Studies that showed improvement in exercise capacity with higher Hgb in SCA patients have increased Hgb by transfusion with Hgb A blood.^{20, 21} In the exchange transfusion experiment attempting to keep Hgb the same (but actually Hgb increased by 1.4 g/dL), the effect of Hgb A was directly queried and results suggested improved exercise capacity was associated with Hgb A.²¹ In contrast, in a study of children on long-term exchange transfusion maintaining Hgb S approximately 30%, average peak VO₂ was still less than 80% compared to healthy controls, but the transfused patients also had significantly lower Hgb (9.3 ± 0.5 g/dL) than healthy controls.³²

Several studies documented improved exercise performance in SCA patients after moderate exercise training.^{1, 5, 7-9} Anecdotally, Subject 1 in this study, the only one who demonstrated increase in peak VO₂, reported engaging in regular exercise after starting voxelotor, but this was not prospectively or objectively documented. At least in one study, muscle biopsy demonstrated altered skeletal microvasculature in SCA patients limiting oxygen extraction, which improved after a regular exercise program, along with improved peak VO₂.^{6, 7} It is possible that improved Hgb along with guided exercise training could lead to sustained improvement in exercise capacity.
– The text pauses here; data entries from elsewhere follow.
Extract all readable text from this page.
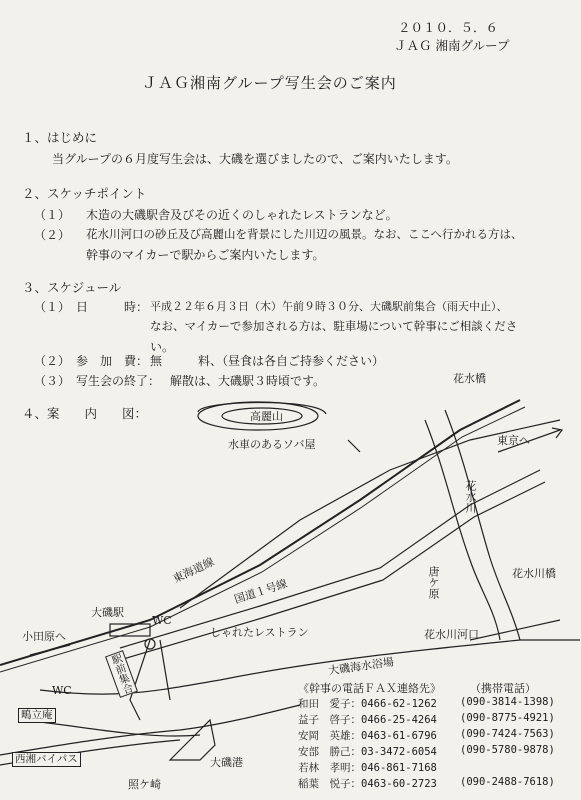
２０１０．５．６
ＪＡＧ 湘南グループ
ＪＡＧ湘南グループ写生会のご案内
１、はじめに
当グループの６月度写生会は、大磯を選びましたので、ご案内いたします。
２、スケッチポイント
（１） 木造の大磯駅舎及びその近くのしゃれたレストランなど。
（２） 花水川河口の砂丘及び高麗山を背景にした川辺の風景。なお、ここへ行かれる方は、
幹事のマイカーで駅からご案内いたします。
３、スケジュール
（１） 日　　　時： 平成２２年６月３日（木）午前９時３０分、大磯駅前集合（雨天中止）、
なお、マイカーで参加される方は、駐車場について幹事にご相談くださ
い。
（２） 参　加　費： 無　　　料、（昼食は各自ご持参ください）
（３） 写生会の終了： 解散は、大磯駅３時頃です。
４、案　　内　　図：
花水橋
高麗山
水車のあるソバ屋	東京へ
花水川
東海道線	唐ケ原	花水川橋
大磯駅
小田原へ
WC
国道１号線
しゃれたレストラン	花水川河口
駅前集合	大磯海水浴場
WC
鴫立庵
西湘バイパス	大磯港
照ケ崎
《幹事の電話ＦＡＸ連絡先》	（携帯電話）
和田　愛子：0466-62-1262 (090-3814-1398)
益子　啓子：0466-25-4264 (090-8775-4921)
安岡　英雄：0463-61-6796 (090-7424-7563)
安部　勝己：03-3472-6054 (090-5780-9878)
若林　孝明：046-861-7168
稲葉　悦子：0463-60-2723 (090-2488-7618)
4.5 Voxelotor effect on Hgb F

A notable finding of voxelotor is its effect on Hgb F. Voxelotor treatment decreased % F cells, but due to higher RBC number after voxelotor, the absolute number of F cells remained largely unchanged. However, % Hgb F, the absolute amount of Hgb F, as well as the amount of Hgb F per F cell decreased in many subjects after voxelotor (Table 1 and Table S1). In addition, voxelotor modification of Hgb F would also alter ODC of Hgb F, raising the same concern that impairment of oxygen delivery from voxelotor-modified Hgb F counters the benefit of Hgb F in inhibiting Hgb S polymerization. Given that Hgb F thus far is the singularly most effective molecule in protecting against deleterious complications of sickle hemoglobin, potential interference with Hgb F level and function is another consideration in using voxelotor in combination with HU.

4.6 Limitations

Limitations of this study include small sample size, lack of cardiac function assessments, and lack of spirometry at baseline or post exercise to determine potential pulmonary limitation to exercise.